在对图像进行旋转的时候，需要做到等量均类，这两个条件缺一不可（因为你不可能让一个人看到一个陌生的动物却能准确说出这个动物是什么），因此首先对图片数据根据它们的 label 进行一个统计。

def classify_img(y):
    cnt = {0: [], 1: [], 2: [], 3: [], 4: [], 5: [], 6: [], 7: [], 8: [], 9: []}
    for i in range(len(y)):
        label = y[i]
        cnt[label].append(i)

    return cnt

这里返回的字典 cnt 中每个字典项保存有属于该 key(label) 的图像的编号；

4.2.2.2 根据类别进行等量均类划分

有了对每个 label 的统计，从中进行划分即可。
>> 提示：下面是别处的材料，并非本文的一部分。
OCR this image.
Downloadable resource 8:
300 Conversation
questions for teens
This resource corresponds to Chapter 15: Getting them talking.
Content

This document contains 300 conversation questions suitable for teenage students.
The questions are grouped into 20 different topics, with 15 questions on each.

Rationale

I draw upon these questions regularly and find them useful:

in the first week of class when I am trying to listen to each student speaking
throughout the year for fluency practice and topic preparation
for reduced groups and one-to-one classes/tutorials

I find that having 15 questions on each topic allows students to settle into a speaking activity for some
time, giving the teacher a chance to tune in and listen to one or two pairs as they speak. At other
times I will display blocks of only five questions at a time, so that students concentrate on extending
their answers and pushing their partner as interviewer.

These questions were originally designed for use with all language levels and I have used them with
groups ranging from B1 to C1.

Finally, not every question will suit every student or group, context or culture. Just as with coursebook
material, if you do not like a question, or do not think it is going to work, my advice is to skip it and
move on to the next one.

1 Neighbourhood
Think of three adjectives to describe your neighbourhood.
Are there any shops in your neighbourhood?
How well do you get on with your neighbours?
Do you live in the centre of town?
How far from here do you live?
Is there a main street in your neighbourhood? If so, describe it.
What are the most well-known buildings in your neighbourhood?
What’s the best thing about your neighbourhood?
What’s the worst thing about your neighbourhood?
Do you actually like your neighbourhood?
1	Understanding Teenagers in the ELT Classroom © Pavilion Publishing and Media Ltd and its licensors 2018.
此处是对全部图像进行 90°，180°，270° 这三类旋转，因此对于每个 label 都将其编号集合进行三等分

def all_rotate(x, cnt_seq, save_path):
	'''
	x: 图像数据集
	cnt_seq: 统计后的 cnt 字典
	save_path: 图像保存路径
	'''
    x = np.require(x, dtype='f4', requirements=['O', 'W'])

    for i in range(10):
        # 将数据集分为 3 份
        data_len = int(len(cnt_seq[i]) / 3)
        for split in range(3):
            left = split * data_len
            if split == 2:
            	# 最后一份包含剩下的所有图像
                right = len(cnt_seq[i])
            else:
                right = (split + 1) * data_len

            for j in range(left, right):
            	# split + 1 表示旋转 90° 的 (split + 1) 倍
                x[cnt_seq[i][j]] = np.rot90(x[cnt_seq[i][j]], split + 1)
                save_img = Image.fromarray(x[cnt_seq[i][j]])
                save_img = save_img.convert('L')
                save_img.save(save_path + '{}.jpg'.format(cnt_seq[i][j]))

4.2.3 像素反转 + 图像旋转

就是上面两种操作的综合，只不过将原始数据集划分为 4 等分：

def divert_and_rotate(x, cnt_seq, save_path):
	'''
	x: 图像数据集
	cnt_seq: 统计后的 cnt 字典
	save_path: 图像保存路径
	'''
    x = np.require(x, dtype='f4', requirements=['O', 'W'])

    for i in range(10):
        # 将数据集分为 4 份
        data_len = int(len(cnt_seq[i]) / 4)
        for split in range(4):
            left = split * data_len
            if split == 3:
                right = len(cnt_seq[i])
            else:
                right = (split + 1) * data_len

            if split == 0:
           		# 第一等份进行像素反转
                for j in range(left, right):
                    for pixel in np.nditer(x[cnt_seq[i][j]], op_flags=['readwrite']):
                        pixel[...] = 255 - pixel

                    save_img = Image.fromarray(x[cnt_seq[i][j]]).convert('L')
                    save_img.save(save_path + '{}.jpg'.format(cnt_seq[i][j]))
            else:
            	# 后面的进行图像旋转
                for j in range(left, right):
                    x[cnt_seq[i][j]] = np.rot90(x[cnt_seq[i][j]], split)
                    save_img = Image.fromarray(x[cnt_seq[i][j]]).convert('L')
                    save_img.save(save_path + '{}.jpg'.format(cnt_seq[i][j]))

4.2.4 选择加载不同的处理后的数据集

上面的三个函数可以实现将不同的处理方式处理后的数据集进行保存，需要注意的是：测试集进行了划分，训练集也要进行划分！ 因此下面的 split_and_save() 函数用来选择不同的处理模式；

def split_and_save(x, y, save_img_path, to_divert=False, to_rotate=False):
	'''
	x: 图像数据; y: label 数据
	save_img_path: 图像保存路径
	to_divert: 是否进行像素反转
	to_rotate: 是否进行图像旋转
	'''
    count_seq = classify_img(y)

    if to_divert is True and to_rotate is False:
        all_divert(x, save_img_path)
    elif to_divert is False and to_rotate is True:
        all_rotate(x, count_seq, save_img_path)
    elif to_divert is True and to_rotate is True:
        divert_and_rotate(x, count_seq, save_img_path)
    else:
        return

接下来就是图像处理了：

root_path = './data/MNIST/raw'
# 加载训练集
img_file_path = 'train-images-idx3-ubyte.gz'
label_file_path = 'train-labels-idx1-ubyte.gz'

raw_x, raw_y = load_mnist(root_path, img_file_path, label_file_path)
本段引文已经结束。